Abirre, c’est aussi une voix. Littéralement dotée d’un timbre de voix chaleureux et captivant, elle participe au chant d’un morceau collectif destiné à une collecte de fonds pour le célèbre orphelinat SOS Village d’Enfants d’Arta. Ce projet témoigne de sa dimension humaine, de sa sensibilité et de sa volonté de mettre son art – sous toutes ses formes – au service de causes qui lui tiennent à cœur. Abirre s’impose aujourd’hui comme une figure emblématique de la scène artistique djiboutienne, spécialisée dans l’art calligraphique arabe, la représentation des instruments de musique et les paysages culturels orientaux, en particulier ceux de la péninsule arabique.
Elle est également engagée dans des projets communautaires, animant des ateliers de calligraphie pour les jeunes dans les écoles et les centres culturels. Elle croit fermement que l’art peut servir de pont entre les cultures et les générations, et elle s’efforce de transmettre sa passion pour l’art arabe à la nouvelle génération.
Aujourd’hui, ses œuvres sont très demandées et les galeries de tout le pays se l’arrachent.
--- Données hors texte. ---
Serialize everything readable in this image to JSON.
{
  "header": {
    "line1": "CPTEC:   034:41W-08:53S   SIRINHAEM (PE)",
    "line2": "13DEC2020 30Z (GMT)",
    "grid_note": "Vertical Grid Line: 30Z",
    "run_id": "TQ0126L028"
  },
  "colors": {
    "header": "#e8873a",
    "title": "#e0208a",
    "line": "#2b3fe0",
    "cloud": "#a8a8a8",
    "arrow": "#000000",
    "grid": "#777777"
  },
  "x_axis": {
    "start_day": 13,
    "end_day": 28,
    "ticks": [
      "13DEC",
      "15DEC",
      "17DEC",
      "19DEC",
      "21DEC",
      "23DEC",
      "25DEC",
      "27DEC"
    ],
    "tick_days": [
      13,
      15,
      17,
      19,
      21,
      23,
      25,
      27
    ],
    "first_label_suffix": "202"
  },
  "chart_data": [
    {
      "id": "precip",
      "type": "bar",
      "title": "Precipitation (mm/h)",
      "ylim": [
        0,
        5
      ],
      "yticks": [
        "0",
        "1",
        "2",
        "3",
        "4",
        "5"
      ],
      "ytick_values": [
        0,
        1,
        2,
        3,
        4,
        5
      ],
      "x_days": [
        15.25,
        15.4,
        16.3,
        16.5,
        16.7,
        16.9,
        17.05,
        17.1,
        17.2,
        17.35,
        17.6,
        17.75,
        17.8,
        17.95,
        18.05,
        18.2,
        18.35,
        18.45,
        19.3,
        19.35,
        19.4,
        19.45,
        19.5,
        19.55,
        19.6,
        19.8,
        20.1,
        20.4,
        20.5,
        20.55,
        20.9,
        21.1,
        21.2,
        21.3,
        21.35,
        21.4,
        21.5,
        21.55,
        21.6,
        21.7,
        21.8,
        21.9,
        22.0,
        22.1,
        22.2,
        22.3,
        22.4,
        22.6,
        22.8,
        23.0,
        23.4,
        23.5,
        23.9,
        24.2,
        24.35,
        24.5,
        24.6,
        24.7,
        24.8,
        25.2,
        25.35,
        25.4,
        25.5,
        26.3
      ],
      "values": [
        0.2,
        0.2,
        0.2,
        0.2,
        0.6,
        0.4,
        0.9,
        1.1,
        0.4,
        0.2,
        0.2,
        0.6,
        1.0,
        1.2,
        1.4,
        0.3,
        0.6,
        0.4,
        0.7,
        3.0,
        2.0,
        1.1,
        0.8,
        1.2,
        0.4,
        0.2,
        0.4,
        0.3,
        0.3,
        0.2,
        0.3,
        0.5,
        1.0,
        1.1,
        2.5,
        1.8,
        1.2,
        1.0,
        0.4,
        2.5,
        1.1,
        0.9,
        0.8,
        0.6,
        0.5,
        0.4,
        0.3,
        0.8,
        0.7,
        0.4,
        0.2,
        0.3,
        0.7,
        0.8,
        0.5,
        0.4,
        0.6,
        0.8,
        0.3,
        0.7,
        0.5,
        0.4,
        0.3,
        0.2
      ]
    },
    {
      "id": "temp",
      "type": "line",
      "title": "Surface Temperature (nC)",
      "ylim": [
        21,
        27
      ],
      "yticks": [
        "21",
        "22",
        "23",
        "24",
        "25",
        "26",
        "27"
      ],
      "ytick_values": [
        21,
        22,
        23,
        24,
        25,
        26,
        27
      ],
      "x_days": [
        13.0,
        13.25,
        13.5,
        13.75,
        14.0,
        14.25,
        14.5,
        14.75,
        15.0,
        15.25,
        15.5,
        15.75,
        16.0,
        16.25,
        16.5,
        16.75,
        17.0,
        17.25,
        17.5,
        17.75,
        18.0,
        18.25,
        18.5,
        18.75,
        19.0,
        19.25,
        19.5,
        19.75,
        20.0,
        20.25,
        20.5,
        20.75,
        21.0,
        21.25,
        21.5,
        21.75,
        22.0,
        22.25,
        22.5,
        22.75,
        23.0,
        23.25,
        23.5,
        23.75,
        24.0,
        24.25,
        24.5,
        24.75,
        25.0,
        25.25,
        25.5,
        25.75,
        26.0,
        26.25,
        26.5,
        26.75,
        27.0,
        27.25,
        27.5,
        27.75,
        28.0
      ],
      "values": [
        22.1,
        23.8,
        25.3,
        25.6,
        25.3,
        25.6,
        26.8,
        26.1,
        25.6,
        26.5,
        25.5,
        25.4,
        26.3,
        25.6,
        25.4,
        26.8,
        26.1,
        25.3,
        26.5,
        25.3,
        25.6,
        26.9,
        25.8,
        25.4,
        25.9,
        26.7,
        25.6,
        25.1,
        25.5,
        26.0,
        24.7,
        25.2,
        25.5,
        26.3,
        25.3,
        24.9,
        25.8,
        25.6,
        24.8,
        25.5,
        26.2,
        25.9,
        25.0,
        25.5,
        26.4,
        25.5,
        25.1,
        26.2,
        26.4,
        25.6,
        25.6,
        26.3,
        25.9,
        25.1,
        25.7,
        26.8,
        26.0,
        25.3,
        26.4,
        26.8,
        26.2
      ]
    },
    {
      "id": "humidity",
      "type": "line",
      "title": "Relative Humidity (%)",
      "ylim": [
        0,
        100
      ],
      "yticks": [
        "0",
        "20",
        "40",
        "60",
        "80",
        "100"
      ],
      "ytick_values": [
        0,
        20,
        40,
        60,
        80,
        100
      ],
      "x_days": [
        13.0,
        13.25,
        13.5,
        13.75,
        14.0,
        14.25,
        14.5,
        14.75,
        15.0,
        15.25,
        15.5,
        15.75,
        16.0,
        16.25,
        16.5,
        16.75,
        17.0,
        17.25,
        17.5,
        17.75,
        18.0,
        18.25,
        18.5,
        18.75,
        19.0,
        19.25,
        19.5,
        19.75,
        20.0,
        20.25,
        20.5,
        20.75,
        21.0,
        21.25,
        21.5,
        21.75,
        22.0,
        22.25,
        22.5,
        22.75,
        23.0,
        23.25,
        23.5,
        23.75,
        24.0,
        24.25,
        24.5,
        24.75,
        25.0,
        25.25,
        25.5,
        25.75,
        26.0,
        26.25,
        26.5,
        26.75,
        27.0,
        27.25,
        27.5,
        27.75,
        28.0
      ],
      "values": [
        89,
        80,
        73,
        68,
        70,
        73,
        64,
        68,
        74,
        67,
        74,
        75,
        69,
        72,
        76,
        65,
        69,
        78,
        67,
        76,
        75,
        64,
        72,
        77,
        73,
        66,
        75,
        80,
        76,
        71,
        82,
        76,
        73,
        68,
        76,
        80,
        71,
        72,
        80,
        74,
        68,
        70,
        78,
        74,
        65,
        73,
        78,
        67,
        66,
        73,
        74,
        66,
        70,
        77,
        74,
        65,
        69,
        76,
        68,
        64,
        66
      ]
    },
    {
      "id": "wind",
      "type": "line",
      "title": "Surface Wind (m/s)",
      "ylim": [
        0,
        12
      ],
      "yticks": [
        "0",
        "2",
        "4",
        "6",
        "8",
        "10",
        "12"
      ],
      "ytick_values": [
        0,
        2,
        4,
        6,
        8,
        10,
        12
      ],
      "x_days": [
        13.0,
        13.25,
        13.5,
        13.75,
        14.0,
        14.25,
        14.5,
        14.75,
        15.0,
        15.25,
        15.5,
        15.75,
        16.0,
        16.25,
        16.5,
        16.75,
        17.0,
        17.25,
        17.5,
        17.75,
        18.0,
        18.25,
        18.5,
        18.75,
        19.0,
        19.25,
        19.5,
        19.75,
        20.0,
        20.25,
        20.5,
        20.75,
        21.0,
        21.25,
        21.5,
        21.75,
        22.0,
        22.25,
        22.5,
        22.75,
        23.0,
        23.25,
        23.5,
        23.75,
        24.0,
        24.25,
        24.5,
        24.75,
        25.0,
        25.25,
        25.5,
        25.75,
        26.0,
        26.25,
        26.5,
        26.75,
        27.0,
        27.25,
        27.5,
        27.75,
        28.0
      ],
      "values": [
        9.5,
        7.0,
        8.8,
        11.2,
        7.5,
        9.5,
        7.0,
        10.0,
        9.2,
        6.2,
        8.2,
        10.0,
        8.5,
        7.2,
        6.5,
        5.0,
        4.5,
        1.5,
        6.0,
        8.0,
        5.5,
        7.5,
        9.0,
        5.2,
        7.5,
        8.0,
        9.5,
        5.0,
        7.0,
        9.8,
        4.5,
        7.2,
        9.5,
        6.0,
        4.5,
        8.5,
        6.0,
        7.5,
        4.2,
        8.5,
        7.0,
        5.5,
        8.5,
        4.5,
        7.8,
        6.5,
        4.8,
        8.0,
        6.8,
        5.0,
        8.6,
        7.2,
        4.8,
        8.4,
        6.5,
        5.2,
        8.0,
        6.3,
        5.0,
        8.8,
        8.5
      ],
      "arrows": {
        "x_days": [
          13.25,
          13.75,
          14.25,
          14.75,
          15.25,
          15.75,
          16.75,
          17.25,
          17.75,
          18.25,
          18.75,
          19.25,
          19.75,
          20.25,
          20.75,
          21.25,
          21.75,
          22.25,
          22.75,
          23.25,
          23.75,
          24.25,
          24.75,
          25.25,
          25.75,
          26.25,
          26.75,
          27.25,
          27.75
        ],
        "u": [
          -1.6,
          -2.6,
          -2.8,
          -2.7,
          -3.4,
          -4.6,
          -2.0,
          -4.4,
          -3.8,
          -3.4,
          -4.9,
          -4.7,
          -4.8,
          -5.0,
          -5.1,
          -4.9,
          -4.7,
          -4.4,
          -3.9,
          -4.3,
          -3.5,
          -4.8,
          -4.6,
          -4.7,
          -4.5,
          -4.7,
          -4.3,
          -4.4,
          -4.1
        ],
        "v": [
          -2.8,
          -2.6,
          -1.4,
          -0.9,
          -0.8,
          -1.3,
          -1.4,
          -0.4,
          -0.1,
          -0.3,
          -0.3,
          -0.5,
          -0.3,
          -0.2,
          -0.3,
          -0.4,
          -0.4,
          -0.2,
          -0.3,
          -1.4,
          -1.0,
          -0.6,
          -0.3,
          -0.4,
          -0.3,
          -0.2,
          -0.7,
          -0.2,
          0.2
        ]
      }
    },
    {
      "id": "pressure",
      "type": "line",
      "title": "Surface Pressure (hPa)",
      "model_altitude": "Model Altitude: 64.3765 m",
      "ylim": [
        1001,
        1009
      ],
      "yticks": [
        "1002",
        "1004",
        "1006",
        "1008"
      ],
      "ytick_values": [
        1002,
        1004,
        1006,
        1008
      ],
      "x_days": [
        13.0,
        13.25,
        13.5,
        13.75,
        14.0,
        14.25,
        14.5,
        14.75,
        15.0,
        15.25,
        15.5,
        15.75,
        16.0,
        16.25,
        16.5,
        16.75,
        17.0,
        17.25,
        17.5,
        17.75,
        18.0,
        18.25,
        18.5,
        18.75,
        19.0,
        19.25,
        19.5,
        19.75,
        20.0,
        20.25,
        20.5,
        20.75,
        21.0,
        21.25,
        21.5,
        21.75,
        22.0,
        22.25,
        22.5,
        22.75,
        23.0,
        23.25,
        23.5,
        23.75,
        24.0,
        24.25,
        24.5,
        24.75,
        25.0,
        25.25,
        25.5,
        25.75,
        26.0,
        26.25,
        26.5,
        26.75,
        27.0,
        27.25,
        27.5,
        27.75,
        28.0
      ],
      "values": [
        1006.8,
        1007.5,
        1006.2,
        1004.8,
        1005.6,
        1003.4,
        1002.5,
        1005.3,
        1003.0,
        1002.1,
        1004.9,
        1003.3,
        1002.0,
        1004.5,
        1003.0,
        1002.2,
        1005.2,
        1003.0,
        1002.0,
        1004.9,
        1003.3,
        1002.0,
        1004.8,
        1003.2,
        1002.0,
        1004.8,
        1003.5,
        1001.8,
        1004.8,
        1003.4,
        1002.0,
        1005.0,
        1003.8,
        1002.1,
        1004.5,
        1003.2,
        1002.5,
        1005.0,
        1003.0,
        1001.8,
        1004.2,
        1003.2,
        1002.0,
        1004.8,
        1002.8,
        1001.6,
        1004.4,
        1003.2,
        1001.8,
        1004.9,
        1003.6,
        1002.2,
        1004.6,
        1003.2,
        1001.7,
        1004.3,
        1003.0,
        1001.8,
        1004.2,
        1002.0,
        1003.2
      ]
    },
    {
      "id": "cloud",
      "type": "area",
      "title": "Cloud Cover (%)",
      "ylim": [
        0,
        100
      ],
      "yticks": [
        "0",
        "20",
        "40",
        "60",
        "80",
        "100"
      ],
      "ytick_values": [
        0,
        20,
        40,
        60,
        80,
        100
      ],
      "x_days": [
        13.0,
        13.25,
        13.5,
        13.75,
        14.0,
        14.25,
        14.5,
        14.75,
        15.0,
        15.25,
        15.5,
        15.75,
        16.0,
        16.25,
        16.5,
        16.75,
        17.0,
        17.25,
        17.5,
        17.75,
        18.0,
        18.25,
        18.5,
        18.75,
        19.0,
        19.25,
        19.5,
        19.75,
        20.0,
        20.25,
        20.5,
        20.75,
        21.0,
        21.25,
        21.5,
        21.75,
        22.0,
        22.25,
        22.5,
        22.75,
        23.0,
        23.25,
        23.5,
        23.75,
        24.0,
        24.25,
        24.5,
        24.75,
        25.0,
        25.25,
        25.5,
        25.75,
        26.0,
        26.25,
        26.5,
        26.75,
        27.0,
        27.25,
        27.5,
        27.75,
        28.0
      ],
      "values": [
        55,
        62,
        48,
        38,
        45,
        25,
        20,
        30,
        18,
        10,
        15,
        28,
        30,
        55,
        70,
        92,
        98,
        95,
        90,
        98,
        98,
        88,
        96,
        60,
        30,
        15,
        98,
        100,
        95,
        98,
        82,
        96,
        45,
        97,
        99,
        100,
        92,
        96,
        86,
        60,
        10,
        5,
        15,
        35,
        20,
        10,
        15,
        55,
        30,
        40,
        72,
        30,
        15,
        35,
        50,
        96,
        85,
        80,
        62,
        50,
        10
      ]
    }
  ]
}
Il faut dire que le savant mélange entre héritage et innovation témoigne si besoin était du style toujours en rupture que notre chère Abirre cultive à travers de nouvelles techniques qui repoussent les limites des arts modernes, sans jamais renier sa culture arabe et son incroyable diversité.
Star des réseaux sociaux
Abirre Ahmed Roubah est une femme aux multiples casquettes : artiste digitale, créatrice engagée, voix inspirante et figure influente sur les réseaux sociaux. Son parcours riche et singulier fait d’elle une femme aux talents multiples qui se veut l’incarnation d’une génération nouvelle d’artistes rebelles et rétifs aux systèmes et aux courants traditionnalistes dans les arts et la culture.
Forte de ses 32 000 abonnés sur TikTok, Abirre utilise les réseaux sociaux comme une extension de son expression artistique. Une fabuleuse plateforme pour partager son travail, ses aspirations, ses peines et ses plaisirs et ses réflexions profondes en matière d’arts et de culture. Aujourd’hui, c’est une influenceuse culturelle écoutée et respectée. À travers ses prises de paroles, ses vidéos, et ses œuvres, elle porte la voix d’une génération en quête d’authenticité, de créativité et de transformation. Abirre Ahmed Roubah, c’est une énergie libre, une artiste engagée, une femme qui inspire par sa résilience et son originalité. Dans un monde en perpétuel changement, elle choisit de créer, de s’exprimer, et surtout de rester fidèle à elle-même.
Abirre se définit comme une artiste indépendante et rebelle qui refuse de se plier aux traditions et croyances établies, et qui tient à tracer sa propre voie. Convaincue que l’art digital mérite une place de choix dans son pays, où il reste encore peu connu, Elle ambitionne d’imposer ce style novateur et de faire naître un véritable mouvement d’art digital à Djibouti. À travers son travail, elle veut inspirer d’autres artistes voire susciter des vocations et contribuer à redéfinir les frontières de l’art contemporain dans sa communauté.